The Wall St Journal published a new analysis of employment rates, median salaries and popularity of multiple majors which makes for interesting reading. If you want the best pay, try Petroleum Engineering. If you want to ensure you get a job, try Actuarial Science, Pharmacology or, get this, Educational Administration (is this confirmation that we really do have an education crisis?). Sadly for some, the unemployment rates are high. Clinical Psychology majors face a problem that they won’t be able to treat themselves with over 19% of them not employed, and it’s sadly not much better for various Fine Arts graduates or, tragically, Library Science grads who hover around the 15% unemployment rate. Interestingly, things look much better if your degree is Information Science, which not only gives you a greater chance of being employed (with a 6% unemployment rate) but the median salary is higher too.

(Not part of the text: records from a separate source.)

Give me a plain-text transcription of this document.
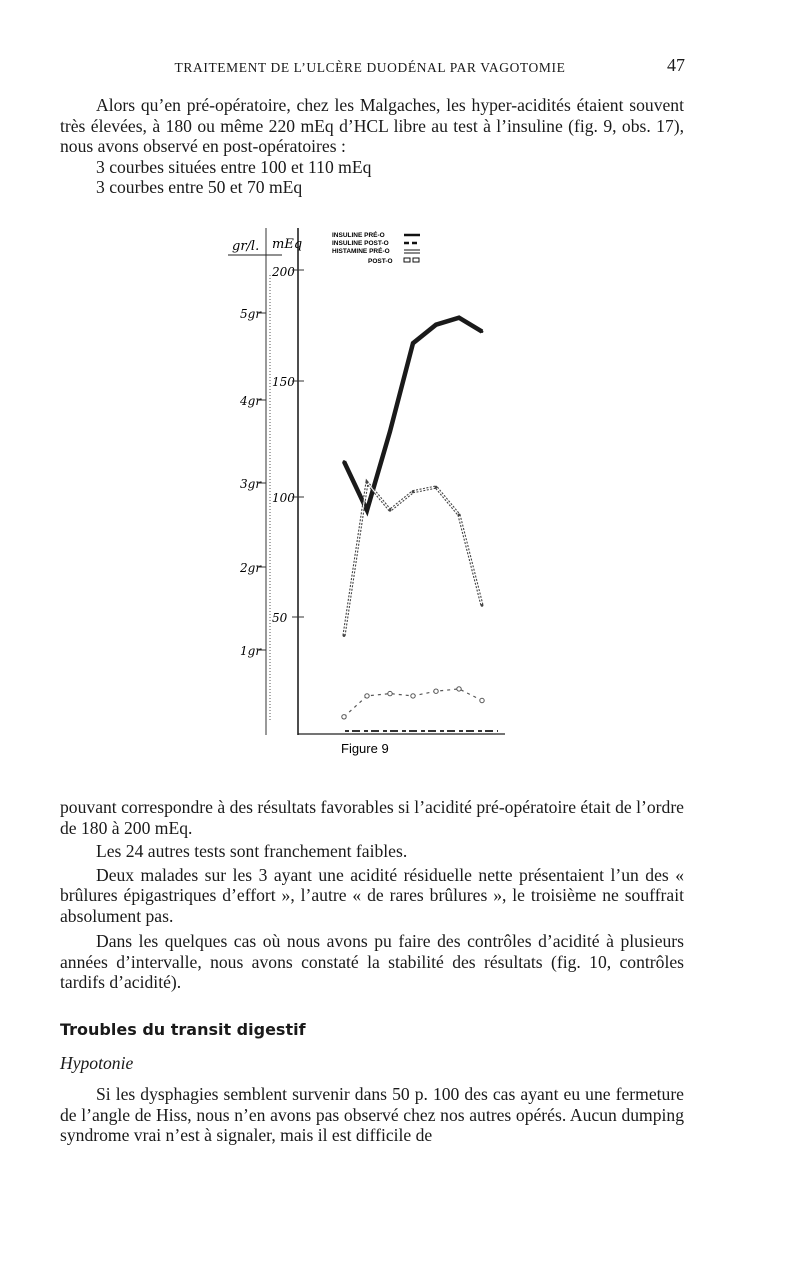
TRAITEMENT DE L’ULCÈRE DUODÉNAL PAR VAGOTOMIE	47

Alors qu’en pré-opératoire, chez les Malgaches, les hyper-acidités étaient souvent très élevées, à 180 ou même 220 mEq d’HCL libre au test à l’insuline (fig. 9, obs. 17), nous avons observé en post-opératoires :

3 courbes situées entre 100 et 110 mEq

3 courbes entre 50 et 70 mEq

gr/l. mEq
5gr
4gr
3gr
2gr
1gr
200
150
100
50
INSULINE PRÉ-O
INSULINE POST-O
HISTAMINE PRÉ-O
POST-O
Figure 9

pouvant correspondre à des résultats favorables si l’acidité pré-opératoire était de l’ordre de 180 à 200 mEq.

Les 24 autres tests sont franchement faibles.

Deux malades sur les 3 ayant une acidité résiduelle nette présentaient l’un des « brûlures épigastriques d’effort », l’autre « de rares brûlures », le troisième ne souffrait absolument pas.

Dans les quelques cas où nous avons pu faire des contrôles d’acidité à plusieurs années d’intervalle, nous avons constaté la stabilité des résultats (fig. 10, contrôles tardifs d’acidité).

Troubles du transit digestif
Hypotonie

Si les dysphagies semblent survenir dans 50 p. 100 des cas ayant eu une fermeture de l’angle de Hiss, nous n’en avons pas observé chez nos autres opérés. Aucun dumping syndrome vrai n’est à signaler, mais il est difficile de
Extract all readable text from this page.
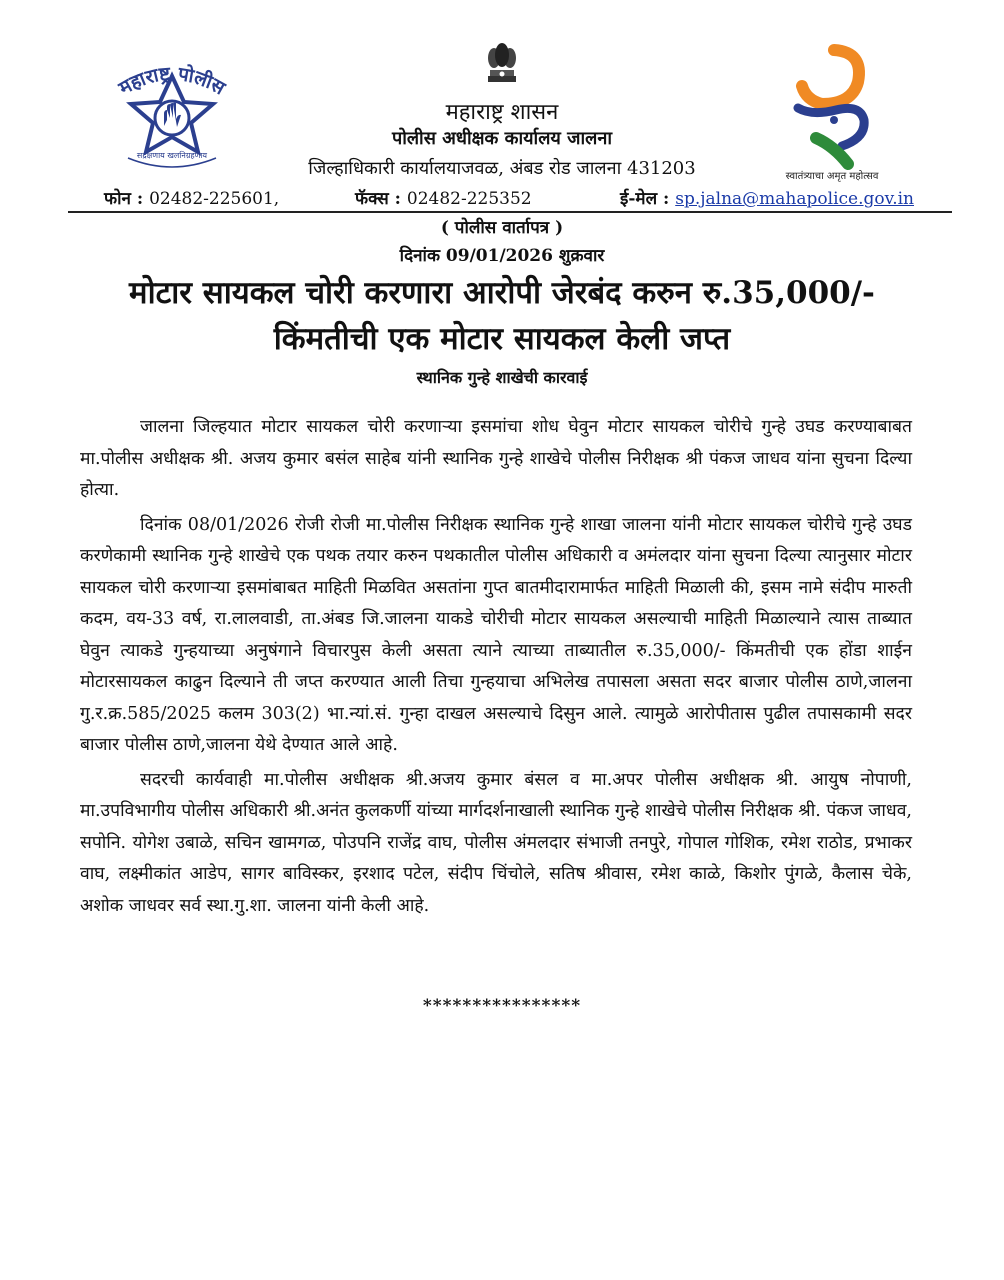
महाराष्ट्र पोलीस
सद्रक्षणाय खलनिग्रहणाय
स्वातंत्र्याचा अमृत महोत्सव
महाराष्ट्र शासन
पोलीस अधीक्षक कार्यालय जालना
जिल्हाधिकारी कार्यालयाजवळ, अंबड रोड जालना 431203
फोन : 02482-225601,	फॅक्स : 02482-225352	ई-मेल : sp.jalna@mahapolice.gov.in
( पोलीस वार्तापत्र )
दिनांक 09/01/2026 शुक्रवार
मोटार सायकल चोरी करणारा आरोपी जेरबंद करुन रु.35,000/-
किंमतीची एक मोटार सायकल केली जप्त
स्थानिक गुन्हे शाखेची कारवाई

जालना जिल्हयात मोटार सायकल चोरी करणाऱ्या इसमांचा शोध घेवुन मोटार सायकल चोरीचे गुन्हे उघड करण्याबाबत मा.पोलीस अधीक्षक श्री. अजय कुमार बसंल साहेब यांनी स्थानिक गुन्हे शाखेचे पोलीस निरीक्षक श्री पंकज जाधव यांना सुचना दिल्या होत्या.

दिनांक 08/01/2026 रोजी रोजी मा.पोलीस निरीक्षक स्थानिक गुन्हे शाखा जालना यांनी मोटार सायकल चोरीचे गुन्हे उघड करणेकामी स्थानिक गुन्हे शाखेचे एक पथक तयार करुन पथकातील पोलीस अधिकारी व अमंलदार यांना सुचना दिल्या त्यानुसार मोटार सायकल चोरी करणाऱ्या इसमांबाबत माहिती मिळवित असतांना गुप्त बातमीदारामार्फत माहिती मिळाली की, इसम नामे संदीप मारुती कदम, वय-33 वर्ष, रा.लालवाडी, ता.अंबड जि.जालना याकडे चोरीची मोटार सायकल असल्याची माहिती मिळाल्याने त्यास ताब्यात घेवुन त्याकडे गुन्हयाच्या अनुषंगाने विचारपुस केली असता त्याने त्याच्या ताब्यातील रु.35,000/- किंमतीची एक होंडा शाईन मोटारसायकल काढुन दिल्याने ती जप्त करण्यात आली तिचा गुन्हयाचा अभिलेख तपासला असता सदर बाजार पोलीस ठाणे,जालना गु.र.क्र.585/2025 कलम 303(2) भा.न्यां.सं. गुन्हा दाखल असल्याचे दिसुन आले. त्यामुळे आरोपीतास पुढील तपासकामी सदर बाजार पोलीस ठाणे,जालना येथे देण्यात आले आहे.

सदरची कार्यवाही मा.पोलीस अधीक्षक श्री.अजय कुमार बंसल व मा.अपर पोलीस अधीक्षक श्री. आयुष नोपाणी, मा.उपविभागीय पोलीस अधिकारी श्री.अनंत कुलकर्णी यांच्या मार्गदर्शनाखाली स्थानिक गुन्हे शाखेचे पोलीस निरीक्षक श्री. पंकज जाधव, सपोनि. योगेश उबाळे, सचिन खामगळ, पोउपनि राजेंद्र वाघ, पोलीस अंमलदार संभाजी तनपुरे, गोपाल गोशिक, रमेश राठोड, प्रभाकर वाघ, लक्ष्मीकांत आडेप, सागर बाविस्कर, इरशाद पटेल, संदीप चिंचोले, सतिष श्रीवास, रमेश काळे, किशोर पुंगळे, कैलास चेके, अशोक जाधवर सर्व स्था.गु.शा. जालना यांनी केली आहे.

****************
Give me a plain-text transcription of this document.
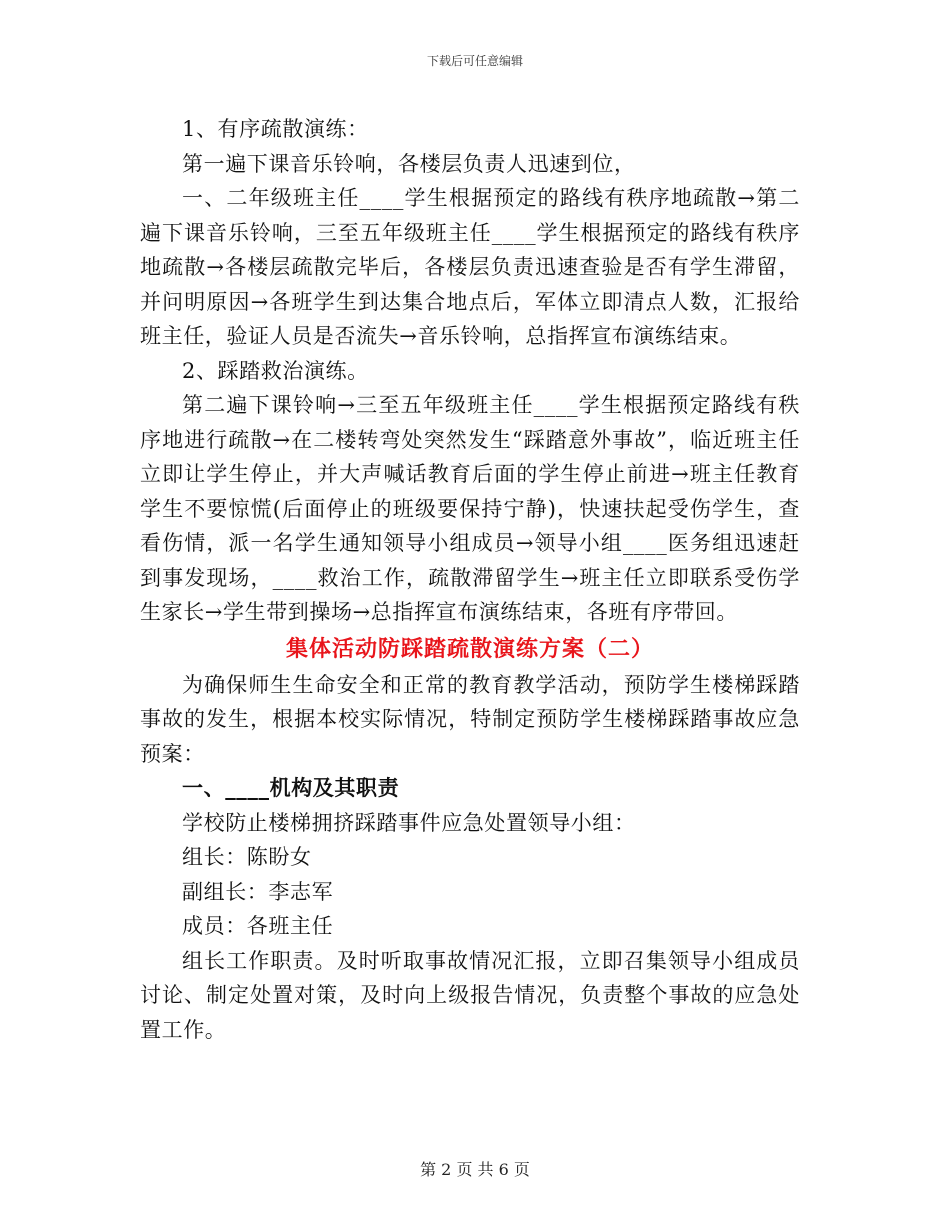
下载后可任意编辑

1、有序疏散演练：

第一遍下课音乐铃响，各楼层负责人迅速到位，

一、二年级班主任____学生根据预定的路线有秩序地疏散→第二遍下课音乐铃响，三至五年级班主任____学生根据预定的路线有秩序地疏散→各楼层疏散完毕后，各楼层负责迅速查验是否有学生滞留，并问明原因→各班学生到达集合地点后，军体立即清点人数，汇报给班主任，验证人员是否流失→音乐铃响，总指挥宣布演练结束。

2、踩踏救治演练。

第二遍下课铃响→三至五年级班主任____学生根据预定路线有秩序地进行疏散→在二楼转弯处突然发生“踩踏意外事故”，临近班主任立即让学生停止，并大声喊话教育后面的学生停止前进→班主任教育学生不要惊慌(后面停止的班级要保持宁静)，快速扶起受伤学生，查看伤情，派一名学生通知领导小组成员→领导小组____医务组迅速赶到事发现场，____救治工作，疏散滞留学生→班主任立即联系受伤学生家长→学生带到操场→总指挥宣布演练结束，各班有序带回。

集体活动防踩踏疏散演练方案（二）

为确保师生生命安全和正常的教育教学活动，预防学生楼梯踩踏事故的发生，根据本校实际情况，特制定预防学生楼梯踩踏事故应急预案：

一、____机构及其职责

学校防止楼梯拥挤踩踏事件应急处置领导小组：

组长：陈盼女

副组长：李志军

成员：各班主任

组长工作职责。及时听取事故情况汇报，立即召集领导小组成员讨论、制定处置对策，及时向上级报告情况，负责整个事故的应急处置工作。

第 2 页 共 6 页
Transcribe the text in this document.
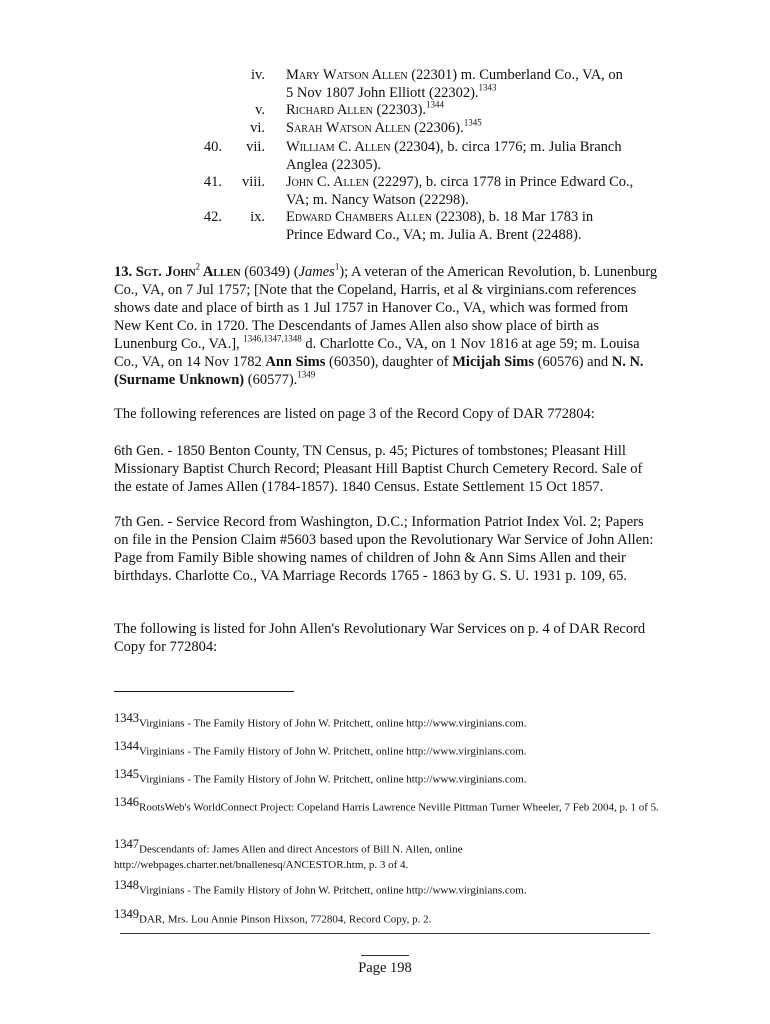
iv. Mary Watson Allen (22301) m. Cumberland Co., VA, on
5 Nov 1807 John Elliott (22302).$^{1343}$
v. Richard Allen (22303).$^{1344}$
vi. Sarah Watson Allen (22306).$^{1345}$
40.	vii. William C. Allen (22304), b. circa 1776; m. Julia Branch
Anglea (22305).
41.	viii. John C. Allen (22297), b. circa 1778 in Prince Edward Co.,
VA; m. Nancy Watson (22298).
42.	ix. Edward Chambers Allen (22308), b. 18 Mar 1783 in
Prince Edward Co., VA; m. Julia A. Brent (22488).
13. Sgt. John$^2$ Allen (60349) (James$^1$); A veteran of the American Revolution, b. Lunenburg Co., VA, on 7 Jul 1757; [Note that the Copeland, Harris, et al & virginians.com references shows date and place of birth as 1 Jul 1757 in Hanover Co., VA, which was formed from New Kent Co. in 1720. The Descendants of James Allen also show place of birth as Lunenburg Co., VA.], $^{1346,1347,1348}$ d. Charlotte Co., VA, on 1 Nov 1816 at age 59; m. Louisa Co., VA, on 14 Nov 1782 Ann Sims (60350), daughter of Micijah Sims (60576) and N. N. (Surname Unknown) (60577).$^{1349}$
The following references are listed on page 3 of the Record Copy of DAR 772804:
6th Gen. - 1850 Benton County, TN Census, p. 45; Pictures of tombstones; Pleasant Hill Missionary Baptist Church Record; Pleasant Hill Baptist Church Cemetery Record. Sale of the estate of James Allen (1784-1857). 1840 Census. Estate Settlement 15 Oct 1857.
7th Gen. - Service Record from Washington, D.C.; Information Patriot Index Vol. 2; Papers on file in the Pension Claim #5603 based upon the Revolutionary War Service of John Allen: Page from Family Bible showing names of children of John & Ann Sims Allen and their birthdays. Charlotte Co., VA Marriage Records 1765 - 1863 by G. S. U. 1931 p. 109, 65.
The following is listed for John Allen's Revolutionary War Services on p. 4 of DAR Record Copy for 772804:
1343Virginians - The Family History of John W. Pritchett, online http://www.virginians.com.
1344Virginians - The Family History of John W. Pritchett, online http://www.virginians.com.
1345Virginians - The Family History of John W. Pritchett, online http://www.virginians.com.
1346RootsWeb's WorldConnect Project: Copeland Harris Lawrence Neville Pittman Turner Wheeler, 7 Feb 2004, p. 1 of 5.
1347Descendants of: James Allen and direct Ancestors of Bill N. Allen, online http://webpages.charter.net/bnallenesq/ANCESTOR.htm, p. 3 of 4.
1348Virginians - The Family History of John W. Pritchett, online http://www.virginians.com.
1349DAR, Mrs. Lou Annie Pinson Hixson, 772804, Record Copy, p. 2.
Page 198
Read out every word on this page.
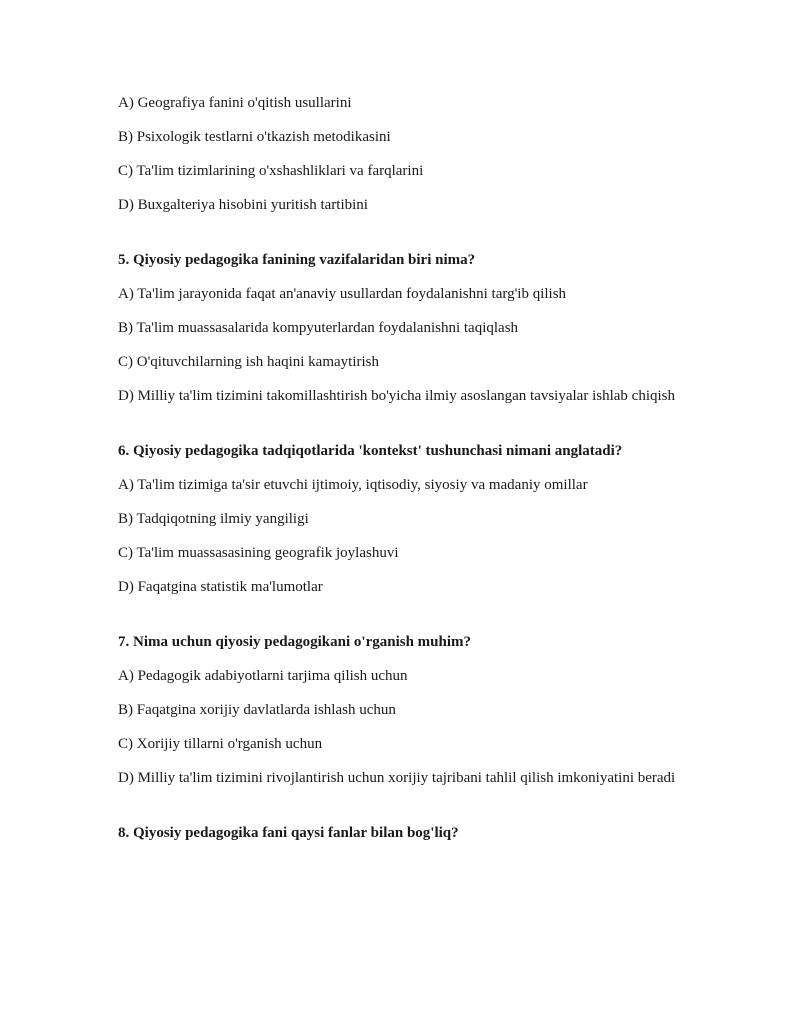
A) Geografiya fanini o'qitish usullarini

B) Psixologik testlarni o'tkazish metodikasini

C) Ta'lim tizimlarining o'xshashliklari va farqlarini

D) Buxgalteriya hisobini yuritish tartibini

5. Qiyosiy pedagogika fanining vazifalaridan biri nima?

A) Ta'lim jarayonida faqat an'anaviy usullardan foydalanishni targ'ib qilish

B) Ta'lim muassasalarida kompyuterlardan foydalanishni taqiqlash

C) O'qituvchilarning ish haqini kamaytirish

D) Milliy ta'lim tizimini takomillashtirish bo'yicha ilmiy asoslangan tavsiyalar ishlab chiqish

6. Qiyosiy pedagogika tadqiqotlarida 'kontekst' tushunchasi nimani anglatadi?

A) Ta'lim tizimiga ta'sir etuvchi ijtimoiy, iqtisodiy, siyosiy va madaniy omillar

B) Tadqiqotning ilmiy yangiligi

C) Ta'lim muassasasining geografik joylashuvi

D) Faqatgina statistik ma'lumotlar

7. Nima uchun qiyosiy pedagogikani o'rganish muhim?

A) Pedagogik adabiyotlarni tarjima qilish uchun

B) Faqatgina xorijiy davlatlarda ishlash uchun

C) Xorijiy tillarni o'rganish uchun

D) Milliy ta'lim tizimini rivojlantirish uchun xorijiy tajribani tahlil qilish imkoniyatini beradi

8. Qiyosiy pedagogika fani qaysi fanlar bilan bog'liq?
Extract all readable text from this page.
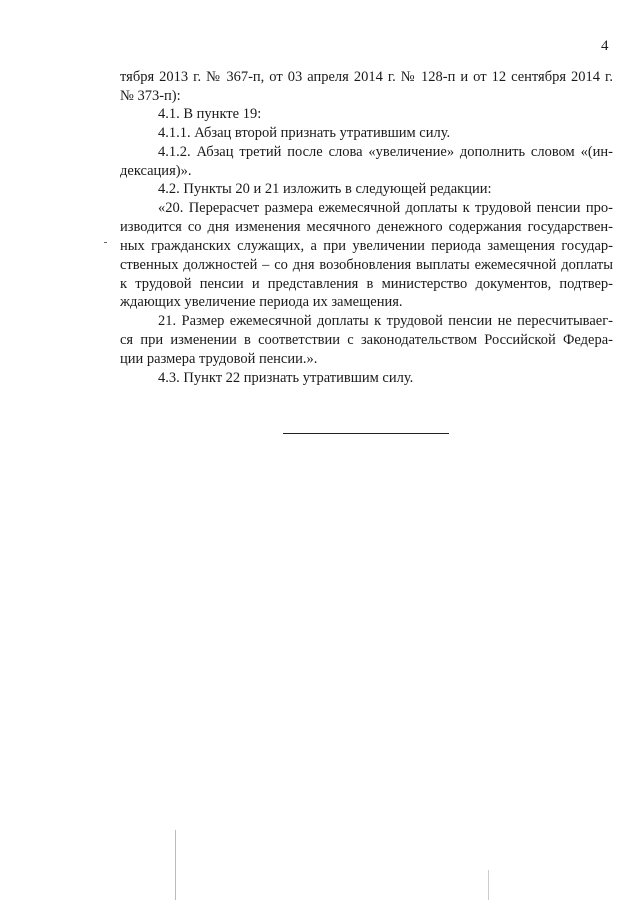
4
тября 2013 г. № 367-п, от 03 апреля 2014 г. № 128-п и от 12 сентября 2014 г.
№ 373-п):
4.1. В пункте 19:
4.1.1. Абзац второй признать утратившим силу.
4.1.2. Абзац третий после слова «увеличение» дополнить словом «(ин-
дексация)».
4.2. Пункты 20 и 21 изложить в следующей редакции:
«20. Перерасчет размера ежемесячной доплаты к трудовой пенсии про-
изводится со дня изменения месячного денежного содержания государствен-
ных гражданских служащих, а при увеличении периода замещения государ-
ственных должностей – со дня возобновления выплаты ежемесячной доплаты
к трудовой пенсии и представления в министерство документов, подтвер-
ждающих увеличение периода их замещения.
21. Размер ежемесячной доплаты к трудовой пенсии не пересчитываег-
ся при изменении в соответствии с законодательством Российской Федера-
ции размера трудовой пенсии.».
4.3. Пункт 22 признать утратившим силу.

The data does not entirely square with Library Journal’s own survey of ALA-accredited program graduates which suggests an average starting salary of over $42k and only a 6.2% unemployment rate. However, comparisons are not helped by the fact that the data sets are not easily reconciled. LJ takes data from program regardless of the name of the major (our graduates earn a Masters of Science in Information Studies), and it’s less clear exactly what WSJ includes under each of their major categories (one suspects these are undergraduate data which really make no real sense for this major). One lesson WSJ can provide though is how to make searching the data easier as their interactive table allows for far more convenient searching than the published tables on the LJ site.
The bigger picture here is what the WSJ survey tells us about what our employment sector values in education. It’s not all obvious as teachers, nurses, and science majors all seem to find work. And even when it’s bad (as in clinical psychology) the reality is that the vast majority of graduates end up employed, regardless of major. Further proof perhaps that education really pays off?